Laura Moriarty’s new dystopian novel, American Heart, pays homage to Mark Twain’s The Adventures of Huckleberry Finn.
The book opens in Hannibal, Missouri, when a 15-year-old white girl, Sarah-Mary, reluctantly agrees to aid a fugitive woman of Middle Eastern descent escape to Canada. This woman takes an alias, Chloe, and is on the run for breaking a new American law requiring Muslims to register with the government.
As they travel north to the border, Sarah-Mary and Chloe--in danger of being exposed when they check into motels--pass time in roadside cafes, hitch rides, and finally, seek passage across the Canadian border. Sarah-Mary questions her loyalty to Chloe again and again because the larger forces at play are beyond her understanding. But she is also impressionable and adopts the passion of the newly converted when she comes to understand the precarious circumstances Chloe is in.

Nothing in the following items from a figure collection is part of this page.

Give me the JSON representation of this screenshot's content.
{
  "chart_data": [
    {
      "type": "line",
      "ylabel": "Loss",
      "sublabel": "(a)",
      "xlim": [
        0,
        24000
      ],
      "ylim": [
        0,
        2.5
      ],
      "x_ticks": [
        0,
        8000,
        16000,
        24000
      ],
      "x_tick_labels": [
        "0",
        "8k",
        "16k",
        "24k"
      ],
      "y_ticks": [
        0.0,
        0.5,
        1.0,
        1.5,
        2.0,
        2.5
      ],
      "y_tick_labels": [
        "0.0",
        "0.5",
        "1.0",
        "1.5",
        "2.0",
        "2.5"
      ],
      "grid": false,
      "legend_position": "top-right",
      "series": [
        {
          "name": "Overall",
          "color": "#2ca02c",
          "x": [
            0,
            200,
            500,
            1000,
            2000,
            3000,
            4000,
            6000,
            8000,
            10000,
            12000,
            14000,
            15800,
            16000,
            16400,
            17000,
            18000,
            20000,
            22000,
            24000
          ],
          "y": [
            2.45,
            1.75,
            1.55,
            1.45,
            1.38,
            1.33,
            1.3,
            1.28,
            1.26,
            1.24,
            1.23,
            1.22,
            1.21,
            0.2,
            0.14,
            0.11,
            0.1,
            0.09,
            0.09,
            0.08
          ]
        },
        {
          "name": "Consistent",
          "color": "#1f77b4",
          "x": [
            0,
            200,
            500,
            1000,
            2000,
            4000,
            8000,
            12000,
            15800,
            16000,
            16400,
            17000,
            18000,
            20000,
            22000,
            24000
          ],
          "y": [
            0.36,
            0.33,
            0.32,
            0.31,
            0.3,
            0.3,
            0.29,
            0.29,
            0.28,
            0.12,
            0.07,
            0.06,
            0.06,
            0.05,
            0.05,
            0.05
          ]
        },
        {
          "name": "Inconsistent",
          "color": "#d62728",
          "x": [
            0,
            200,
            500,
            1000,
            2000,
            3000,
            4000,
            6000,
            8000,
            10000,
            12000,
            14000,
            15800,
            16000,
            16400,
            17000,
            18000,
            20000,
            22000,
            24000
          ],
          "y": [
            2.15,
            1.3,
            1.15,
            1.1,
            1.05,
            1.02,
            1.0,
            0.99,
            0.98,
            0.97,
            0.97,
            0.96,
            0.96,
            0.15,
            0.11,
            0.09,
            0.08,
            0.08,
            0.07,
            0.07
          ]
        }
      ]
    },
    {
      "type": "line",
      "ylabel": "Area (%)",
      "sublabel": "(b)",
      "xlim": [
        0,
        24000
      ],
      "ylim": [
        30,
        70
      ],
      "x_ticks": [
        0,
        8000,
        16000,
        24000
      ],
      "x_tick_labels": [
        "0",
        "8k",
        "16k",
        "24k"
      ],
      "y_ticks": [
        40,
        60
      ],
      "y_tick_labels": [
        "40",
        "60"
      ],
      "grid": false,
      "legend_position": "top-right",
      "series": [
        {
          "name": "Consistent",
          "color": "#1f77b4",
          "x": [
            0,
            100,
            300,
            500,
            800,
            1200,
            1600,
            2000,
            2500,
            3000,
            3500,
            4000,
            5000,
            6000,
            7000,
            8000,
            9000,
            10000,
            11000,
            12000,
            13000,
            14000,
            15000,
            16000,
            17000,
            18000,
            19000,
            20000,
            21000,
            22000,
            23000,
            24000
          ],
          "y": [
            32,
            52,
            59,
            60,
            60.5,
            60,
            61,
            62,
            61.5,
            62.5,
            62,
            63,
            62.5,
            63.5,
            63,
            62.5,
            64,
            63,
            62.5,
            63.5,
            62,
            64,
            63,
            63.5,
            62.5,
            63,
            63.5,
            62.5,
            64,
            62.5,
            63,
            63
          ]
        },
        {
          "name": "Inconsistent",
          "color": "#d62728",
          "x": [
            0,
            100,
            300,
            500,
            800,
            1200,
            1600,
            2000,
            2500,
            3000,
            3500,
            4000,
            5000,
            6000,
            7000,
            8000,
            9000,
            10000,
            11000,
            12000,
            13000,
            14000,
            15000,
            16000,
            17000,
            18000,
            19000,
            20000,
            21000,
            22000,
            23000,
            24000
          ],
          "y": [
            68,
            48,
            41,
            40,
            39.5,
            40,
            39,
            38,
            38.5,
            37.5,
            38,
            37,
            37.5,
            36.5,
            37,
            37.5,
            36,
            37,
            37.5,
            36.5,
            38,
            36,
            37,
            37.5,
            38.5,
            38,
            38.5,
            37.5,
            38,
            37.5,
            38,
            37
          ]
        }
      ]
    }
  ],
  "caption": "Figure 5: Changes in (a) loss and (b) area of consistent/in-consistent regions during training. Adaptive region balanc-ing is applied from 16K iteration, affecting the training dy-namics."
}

Moriarty’s book has something else in common with Huck Finn: controversy. She has been accused of cultural appropriation because she’s written a white savior story featuring a Muslim American from the Middle East. Zadie Smith recently made an argument in support of all storytellers: As an artist, she wants to get into the head of every size, shape, and color of person. However, as a reader she doesn’t have to read anything she chooses not to.
I chose to read this novel expecting a great story and it delivered. I was also immersed in the fragile world of two Americans who get deeply into the other’s head, resulting in growth, empathy and understanding.